Besides Cantabile, Sharkova also works as director of choral music at Symphony San Jose. She began her music career in Russia as an ensemble singer in a professional choir. After completing her graduate studies in St. Petersburg, she moved to the United States where she continued to build a musical career in academics and on stage. She has worked as a guest conductor in over 30 countries. 

“The hardest thing for me is to make people here in Silicon Valley realize how important music and performance and arts are to their children, to themselves,” she said.

Sharkova is a role model for her students. “She’s really an inspiring female figure,” said Asha Aggarwal, junior at Woodside High School, who is performing on the 18th. She has been with Cantabile for the last eight years.

Among other things, Aggarwal appreciates the stories Sharkova tells her students to get them interested in a piece and to understand its history and origin. “Her emphasis on precision and passion is something that she lives by,” said the 16-year-old resident of Redwood City. “She has both physical style in terms of her fashion sense and she’s also got musical style and that is something I haven’t seen in a lot of other conductors.”

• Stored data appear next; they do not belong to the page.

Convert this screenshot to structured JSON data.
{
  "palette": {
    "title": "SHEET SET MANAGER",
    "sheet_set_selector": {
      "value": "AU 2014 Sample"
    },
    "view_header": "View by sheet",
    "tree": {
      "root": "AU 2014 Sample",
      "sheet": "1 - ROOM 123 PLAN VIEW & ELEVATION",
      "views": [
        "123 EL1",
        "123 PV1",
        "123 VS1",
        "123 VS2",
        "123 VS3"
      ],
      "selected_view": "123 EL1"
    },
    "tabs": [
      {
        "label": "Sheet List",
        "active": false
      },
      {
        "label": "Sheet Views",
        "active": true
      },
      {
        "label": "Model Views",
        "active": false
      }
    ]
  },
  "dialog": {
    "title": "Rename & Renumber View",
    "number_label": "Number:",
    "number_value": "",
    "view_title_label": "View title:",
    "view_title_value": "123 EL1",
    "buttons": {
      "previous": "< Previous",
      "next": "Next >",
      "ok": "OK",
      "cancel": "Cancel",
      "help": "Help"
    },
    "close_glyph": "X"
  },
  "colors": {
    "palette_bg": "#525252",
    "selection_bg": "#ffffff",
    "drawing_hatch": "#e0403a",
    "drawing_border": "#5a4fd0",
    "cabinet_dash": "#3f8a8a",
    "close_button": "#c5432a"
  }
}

At the concert, Aggarwal will sing in the choir, as part of a group called Aria, and will also perform solo. “For me personally it’s always been easier to be in a group and to be in a team and to work together to create what my conductor, when we do well, likes to call magic,” she said. All the same, she is looking forward to her solo performance. “It’s going to be something that I step out of my comfort zone for … but this one seemed right for me.”

She feels strongly about the theme of the concert and said the boys in the choir do too. “Our young generation is so willing to put the right people in power and they recognize that women deserve that power,” said Aggarwal, who is interested in studying neuroscience, especially exploring the connection between music and the brain. “Music will always hold a strong place in my life no matter where I go in my career.”

“What Happens When A Woman Takes Power?” by Cantabile Youth Singers will take place on May 18 at 1 p.m. at First Unified Methodist Church, Palo Alto. $10 students/$35 general admission/$75 benefactor tickets. cantabile.org.